20 comments on “Reframing My Perspective

  1. If there were prizes given out for worrying I’d definitely get one! Personally, I find that worries are always worse in the middle of the night – probably because you’re alone while the rest of the world sleeps. As my kids get older I find that while I may worry less, I worry more intently.

    • Yep the middle of the night can be tough. I always hope I’ll get a respite from worrying as my kids get older, but I’m starting to think that’s not necessarily the case. All the more reason to get a handle on it.

  2. Ah yes, perspective is everything. When I am caught up in those bubbles of worry, I ask myself, “Okay what was I worried about a year ago at this same date?” and of course I can’t remember what had me waking up in the night with anxiety. Somehow that helps me put the present day worry into perspective.

  3. I’m a member of the overthinkers club. Great to meet you, fellow worry wart!
    I read once that there IS value in worrying, as long as the worry doesn’t create paralysis. Worriers work out worst-case scenarios and are ultimately better prepared for when bad stuff DOES happen. Or so said that study. Though I worry that may be just a bunch of baloney another worrier made up. 🤪

  4. I can relate – I’m a natural-born worrier, too. I’ve really really worked on being present, trusting and not allowing my worries to manifest themselves. I’m almost (next year) an empty nester, and weirdly, it’s helped. I recently wrote about ‘re-framing weakness’ on my blog, and I think we have a lot in common! Thanks for the great post.

  5. Julie Jo, this was perfect for what I have been struggling with lately. Today marks the five year anniversary of a controversial cancer surgery I had, where according to an article only 50% of patients having this procedure have their lives extended by five years. It is such a mind game, being tempted to worry instead of just enjoying life. I have to meditate on the verse – be anxious for nothing, but in everything by prayer and supplication, with thanksgiving, let your requests be made known to God; and the peace of God, which surpasses all understanding, will guard your hearts and minds through Christ Jesus. Phil 4:6-8 Thankful for this day and to have connected with you!:)

  6. ” . . .it’s a monumental achievement for an over-thinker like me to give myself over to a sheer moment of calm and peace.” I just cried, “Amen, sister” when I read this sentence. I love that image of reducing our worries to a single glass. And when measured against the infinite power and love of our God, it’s really not even a big glass!! Thanks for this encouragement to release those worries to Him… it takes a lot of intentional effort for us “overthinkers”–but blog posts like this are part of what helps me tame those anxious thoughts.

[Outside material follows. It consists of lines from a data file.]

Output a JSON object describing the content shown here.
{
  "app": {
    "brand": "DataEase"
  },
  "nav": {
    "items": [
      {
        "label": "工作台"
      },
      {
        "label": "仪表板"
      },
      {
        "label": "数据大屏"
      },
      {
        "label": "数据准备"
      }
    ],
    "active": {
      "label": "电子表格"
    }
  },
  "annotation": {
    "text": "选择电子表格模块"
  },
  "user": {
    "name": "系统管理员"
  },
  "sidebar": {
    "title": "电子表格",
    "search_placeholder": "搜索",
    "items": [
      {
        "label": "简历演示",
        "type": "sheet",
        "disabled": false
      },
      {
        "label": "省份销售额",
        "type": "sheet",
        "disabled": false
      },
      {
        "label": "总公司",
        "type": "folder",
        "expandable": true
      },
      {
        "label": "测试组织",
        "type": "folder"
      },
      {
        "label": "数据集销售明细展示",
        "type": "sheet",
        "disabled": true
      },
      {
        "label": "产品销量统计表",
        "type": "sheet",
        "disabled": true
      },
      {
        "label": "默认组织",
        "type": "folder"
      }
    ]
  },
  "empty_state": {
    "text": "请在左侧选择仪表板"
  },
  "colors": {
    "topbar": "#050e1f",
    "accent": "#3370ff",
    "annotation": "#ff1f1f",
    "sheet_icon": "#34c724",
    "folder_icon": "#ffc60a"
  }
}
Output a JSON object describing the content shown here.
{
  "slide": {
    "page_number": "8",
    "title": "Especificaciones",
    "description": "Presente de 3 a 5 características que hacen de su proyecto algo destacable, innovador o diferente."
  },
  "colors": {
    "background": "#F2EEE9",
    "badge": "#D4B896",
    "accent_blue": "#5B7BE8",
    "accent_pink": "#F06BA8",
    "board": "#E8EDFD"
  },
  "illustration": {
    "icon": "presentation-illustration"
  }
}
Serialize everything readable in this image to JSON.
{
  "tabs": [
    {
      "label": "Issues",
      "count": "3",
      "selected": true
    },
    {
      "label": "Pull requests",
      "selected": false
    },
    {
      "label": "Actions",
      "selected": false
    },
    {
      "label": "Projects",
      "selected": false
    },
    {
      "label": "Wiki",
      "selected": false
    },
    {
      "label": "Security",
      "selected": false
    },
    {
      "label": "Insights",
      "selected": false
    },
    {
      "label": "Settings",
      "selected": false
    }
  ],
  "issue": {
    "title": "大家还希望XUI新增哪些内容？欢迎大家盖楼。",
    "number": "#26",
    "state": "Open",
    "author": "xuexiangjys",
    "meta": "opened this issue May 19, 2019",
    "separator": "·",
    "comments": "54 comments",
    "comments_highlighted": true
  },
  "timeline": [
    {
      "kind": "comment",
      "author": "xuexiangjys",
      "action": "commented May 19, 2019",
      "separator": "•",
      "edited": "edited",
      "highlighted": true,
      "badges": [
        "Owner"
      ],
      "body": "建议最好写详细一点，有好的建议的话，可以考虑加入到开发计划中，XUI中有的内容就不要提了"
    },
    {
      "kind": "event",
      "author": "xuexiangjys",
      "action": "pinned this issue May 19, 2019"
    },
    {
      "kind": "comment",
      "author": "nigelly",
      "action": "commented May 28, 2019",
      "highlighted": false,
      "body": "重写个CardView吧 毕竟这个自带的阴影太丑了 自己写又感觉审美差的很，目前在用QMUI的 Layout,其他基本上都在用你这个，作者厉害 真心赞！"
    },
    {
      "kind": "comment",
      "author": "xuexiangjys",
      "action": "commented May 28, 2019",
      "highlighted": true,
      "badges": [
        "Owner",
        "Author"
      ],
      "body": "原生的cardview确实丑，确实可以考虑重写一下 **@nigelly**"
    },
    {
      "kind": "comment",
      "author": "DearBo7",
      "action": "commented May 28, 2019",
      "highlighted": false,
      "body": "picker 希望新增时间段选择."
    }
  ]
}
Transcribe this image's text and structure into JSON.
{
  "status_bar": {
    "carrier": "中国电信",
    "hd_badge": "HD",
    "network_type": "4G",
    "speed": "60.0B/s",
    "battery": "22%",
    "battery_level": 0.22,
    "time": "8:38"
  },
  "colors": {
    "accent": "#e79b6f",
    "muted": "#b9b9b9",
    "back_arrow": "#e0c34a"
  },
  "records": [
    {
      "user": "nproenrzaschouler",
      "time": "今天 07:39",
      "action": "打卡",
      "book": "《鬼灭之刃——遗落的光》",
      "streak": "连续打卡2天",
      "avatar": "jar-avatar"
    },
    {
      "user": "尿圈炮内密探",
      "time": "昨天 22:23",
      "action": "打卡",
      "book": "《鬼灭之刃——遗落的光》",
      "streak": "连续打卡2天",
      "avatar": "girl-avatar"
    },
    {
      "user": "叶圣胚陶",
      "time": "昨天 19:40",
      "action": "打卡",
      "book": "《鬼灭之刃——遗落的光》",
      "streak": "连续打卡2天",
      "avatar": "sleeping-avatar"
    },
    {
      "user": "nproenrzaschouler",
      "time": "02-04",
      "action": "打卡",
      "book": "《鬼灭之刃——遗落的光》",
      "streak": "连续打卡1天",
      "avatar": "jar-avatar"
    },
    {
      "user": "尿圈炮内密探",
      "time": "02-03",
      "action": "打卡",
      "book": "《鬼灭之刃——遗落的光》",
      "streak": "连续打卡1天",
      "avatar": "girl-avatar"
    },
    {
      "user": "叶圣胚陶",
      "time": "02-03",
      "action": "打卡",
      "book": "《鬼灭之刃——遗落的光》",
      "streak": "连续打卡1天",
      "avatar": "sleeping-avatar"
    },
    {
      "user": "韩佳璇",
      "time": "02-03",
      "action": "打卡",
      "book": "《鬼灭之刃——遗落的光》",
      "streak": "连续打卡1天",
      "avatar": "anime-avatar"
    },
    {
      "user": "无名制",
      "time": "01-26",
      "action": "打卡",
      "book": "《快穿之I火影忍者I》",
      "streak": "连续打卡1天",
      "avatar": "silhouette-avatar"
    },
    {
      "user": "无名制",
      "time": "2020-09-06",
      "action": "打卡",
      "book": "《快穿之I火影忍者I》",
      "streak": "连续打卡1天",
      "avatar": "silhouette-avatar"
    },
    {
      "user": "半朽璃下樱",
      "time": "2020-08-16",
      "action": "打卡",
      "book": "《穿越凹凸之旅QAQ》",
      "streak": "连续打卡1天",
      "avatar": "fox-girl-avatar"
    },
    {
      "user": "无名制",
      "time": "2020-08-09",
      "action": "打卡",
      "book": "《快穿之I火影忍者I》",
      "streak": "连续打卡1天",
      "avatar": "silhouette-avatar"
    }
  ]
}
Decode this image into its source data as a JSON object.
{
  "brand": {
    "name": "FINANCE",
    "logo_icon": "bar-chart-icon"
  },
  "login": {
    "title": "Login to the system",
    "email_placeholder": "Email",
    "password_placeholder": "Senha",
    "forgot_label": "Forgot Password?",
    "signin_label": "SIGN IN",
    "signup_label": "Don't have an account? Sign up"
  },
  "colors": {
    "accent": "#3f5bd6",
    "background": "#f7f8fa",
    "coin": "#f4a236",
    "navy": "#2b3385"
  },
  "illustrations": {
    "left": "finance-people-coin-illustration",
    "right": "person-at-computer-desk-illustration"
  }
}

  7. Hi Julie, why don’t we hang out more? Even virtually? 🙂 We should change that. I loved the beautiful way you summed up the non-worried moments. I don’t get enough of those. There is always so much running, so much change to routine happening. You know what scripture I forgot in my list but that I hold on to? It’s Psalm 12:6-7 “Surely the righteous will never be shaken;
    they will be remembered forever.
    They will have no fear of bad news;
    their hearts are steadfast, trusting in the Lord.”
    I always say to myself – the righteous have no fear of bad news! And that helps too. It’s funny because I’ve been reading a lot about people worrying lately. I wonder if it’s the season? I tend to notice more struggles in this area in springtime.

    • Wonderful to see you here, Jennie! Thank you. “no fear of bad news.” Wow. What a wonderful way to live. That is going to be resonating with me for a long time. That’s where I want my head and heart to be! Yeah, there is something about spring that does bring out a lot of my anxieties. Maybe it’s because it signals change. Early fall does that a little, too.

  8. “Or I can release them, one exhalation at a time, into the sunshine to the One perfectly capable of carrying the burdens of the world who has been there all along patiently waiting for me to let go and trust. “So do not fear, I am with you.” (Isaiah 41:10).” Ah… As always, your words speak to me, Julie. They ALWAYS do.

    Thank you for unpacking these tides that seem to wash up on my shore relentlessly…. Very few bubbles blowing these days.